“Do not be too moral. You may cheat yourself out of much life. Aim above morality. Be not simply good; be good for something.” –Thoreau

30 March 2010

The answer, in short, is "No!"


You have to read the above article first. Then, if you choose, you can proceed to my short rant.

Let me begin by saying that I firmly believe in all that "takes a village to raise a child" claptrap. I really do. I believe we are responsible for each other. When we see a possibly homeless man passed out on a street corner, we should check on him. When the person in line in front of us at Starbucks is a dollar short, we should hand him the cash. When a child looks lost or scared or simply lonely, we should do what we can to help.

That being said, I think the writer of this article is only looking at this issue from one side. What about the responsibility the mother had toward the librarian? Why did the mother think it would be no big deal to entrust the welfare of her child to the librarian, who was at work and likely had work-related tasks to accomplish? What if she (the librarian) had intended to step out a moment later for her break? What if she was supposed to move to another section? What if, god forbid, she had to pee?

I sincerely doubt the mother would have felt comfortable with the librarian taking the child with her to the washroom while she urinated, so she could continue to keep an eye on her. And yet that's what a babysitter would have done... and isn't the librarian a de facto babysitter in this scenario?

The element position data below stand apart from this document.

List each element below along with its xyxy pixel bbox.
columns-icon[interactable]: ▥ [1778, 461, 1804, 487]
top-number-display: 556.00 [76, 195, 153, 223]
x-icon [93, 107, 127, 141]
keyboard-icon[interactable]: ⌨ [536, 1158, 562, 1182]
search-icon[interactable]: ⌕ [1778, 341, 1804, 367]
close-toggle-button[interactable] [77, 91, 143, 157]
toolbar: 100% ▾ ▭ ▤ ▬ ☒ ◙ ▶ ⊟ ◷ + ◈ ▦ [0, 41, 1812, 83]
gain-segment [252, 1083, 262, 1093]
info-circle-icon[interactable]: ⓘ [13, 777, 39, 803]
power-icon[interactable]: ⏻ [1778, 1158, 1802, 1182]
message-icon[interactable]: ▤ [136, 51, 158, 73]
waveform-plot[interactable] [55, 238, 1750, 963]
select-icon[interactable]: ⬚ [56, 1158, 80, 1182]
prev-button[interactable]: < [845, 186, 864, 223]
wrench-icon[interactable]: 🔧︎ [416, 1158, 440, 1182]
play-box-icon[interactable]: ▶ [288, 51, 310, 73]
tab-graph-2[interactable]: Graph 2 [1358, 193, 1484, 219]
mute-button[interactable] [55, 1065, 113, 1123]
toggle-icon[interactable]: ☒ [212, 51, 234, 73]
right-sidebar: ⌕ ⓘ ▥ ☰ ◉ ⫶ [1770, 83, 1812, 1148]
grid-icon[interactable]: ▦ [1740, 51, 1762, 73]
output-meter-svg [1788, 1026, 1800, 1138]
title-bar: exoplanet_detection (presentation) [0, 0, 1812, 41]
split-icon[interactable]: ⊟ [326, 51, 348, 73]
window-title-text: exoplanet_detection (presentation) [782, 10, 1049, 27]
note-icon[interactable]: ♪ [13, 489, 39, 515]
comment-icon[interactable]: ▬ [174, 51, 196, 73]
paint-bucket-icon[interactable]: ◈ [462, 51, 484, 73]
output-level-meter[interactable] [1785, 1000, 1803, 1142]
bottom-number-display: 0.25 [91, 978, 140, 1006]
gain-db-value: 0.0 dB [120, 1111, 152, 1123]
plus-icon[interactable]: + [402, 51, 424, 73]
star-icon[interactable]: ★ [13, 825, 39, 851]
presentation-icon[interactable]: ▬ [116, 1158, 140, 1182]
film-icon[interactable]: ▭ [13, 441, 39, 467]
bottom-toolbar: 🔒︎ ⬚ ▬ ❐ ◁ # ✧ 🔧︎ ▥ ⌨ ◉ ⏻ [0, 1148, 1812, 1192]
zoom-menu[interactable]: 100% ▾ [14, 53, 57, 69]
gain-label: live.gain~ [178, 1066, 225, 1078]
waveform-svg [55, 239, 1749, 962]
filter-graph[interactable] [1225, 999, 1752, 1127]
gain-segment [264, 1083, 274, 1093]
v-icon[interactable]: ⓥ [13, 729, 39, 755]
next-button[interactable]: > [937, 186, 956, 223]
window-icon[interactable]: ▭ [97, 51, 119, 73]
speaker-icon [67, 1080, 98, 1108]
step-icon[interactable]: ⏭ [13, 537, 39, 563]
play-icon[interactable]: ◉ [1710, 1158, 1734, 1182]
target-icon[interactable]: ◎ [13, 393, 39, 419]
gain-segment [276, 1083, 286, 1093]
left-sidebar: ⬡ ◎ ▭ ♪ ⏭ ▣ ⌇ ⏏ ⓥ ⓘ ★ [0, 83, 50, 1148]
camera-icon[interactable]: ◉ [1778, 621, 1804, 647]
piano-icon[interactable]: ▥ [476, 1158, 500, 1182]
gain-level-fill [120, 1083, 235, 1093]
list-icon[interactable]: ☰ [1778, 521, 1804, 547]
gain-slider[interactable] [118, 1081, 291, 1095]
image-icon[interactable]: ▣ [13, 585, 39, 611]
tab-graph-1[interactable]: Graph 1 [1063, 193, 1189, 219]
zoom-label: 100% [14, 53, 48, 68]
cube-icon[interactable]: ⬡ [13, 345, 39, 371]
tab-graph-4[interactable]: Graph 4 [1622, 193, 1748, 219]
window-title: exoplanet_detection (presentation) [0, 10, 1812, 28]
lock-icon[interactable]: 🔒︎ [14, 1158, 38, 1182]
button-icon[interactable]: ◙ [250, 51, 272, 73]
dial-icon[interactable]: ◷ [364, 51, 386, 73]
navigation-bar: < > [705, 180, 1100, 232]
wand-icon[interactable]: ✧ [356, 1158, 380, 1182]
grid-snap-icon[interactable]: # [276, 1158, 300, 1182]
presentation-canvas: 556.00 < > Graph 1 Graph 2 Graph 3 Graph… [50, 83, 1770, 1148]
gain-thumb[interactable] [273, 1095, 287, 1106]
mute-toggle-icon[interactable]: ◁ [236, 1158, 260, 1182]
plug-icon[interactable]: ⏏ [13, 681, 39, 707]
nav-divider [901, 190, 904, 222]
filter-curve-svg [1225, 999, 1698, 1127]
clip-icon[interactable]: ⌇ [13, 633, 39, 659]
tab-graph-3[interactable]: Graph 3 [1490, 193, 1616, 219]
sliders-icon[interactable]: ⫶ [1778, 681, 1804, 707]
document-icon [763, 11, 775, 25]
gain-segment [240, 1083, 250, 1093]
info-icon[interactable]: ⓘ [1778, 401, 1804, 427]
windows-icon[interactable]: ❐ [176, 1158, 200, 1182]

Parents of small children have to understand that public servants, retail employees, waiters, and other members of "service staff" simply do not have the time to unexpectedly care for someone else's child. News flash: We're busy. It's not like I'm refusing to watch your child out of spite, or because I expect to be paid. The librarian was telling the mother, in no uncertain terms, that she did not feel she could devote the necessary attention to the child if the mother stepped out. Oughtn't the mother thank her for the warning?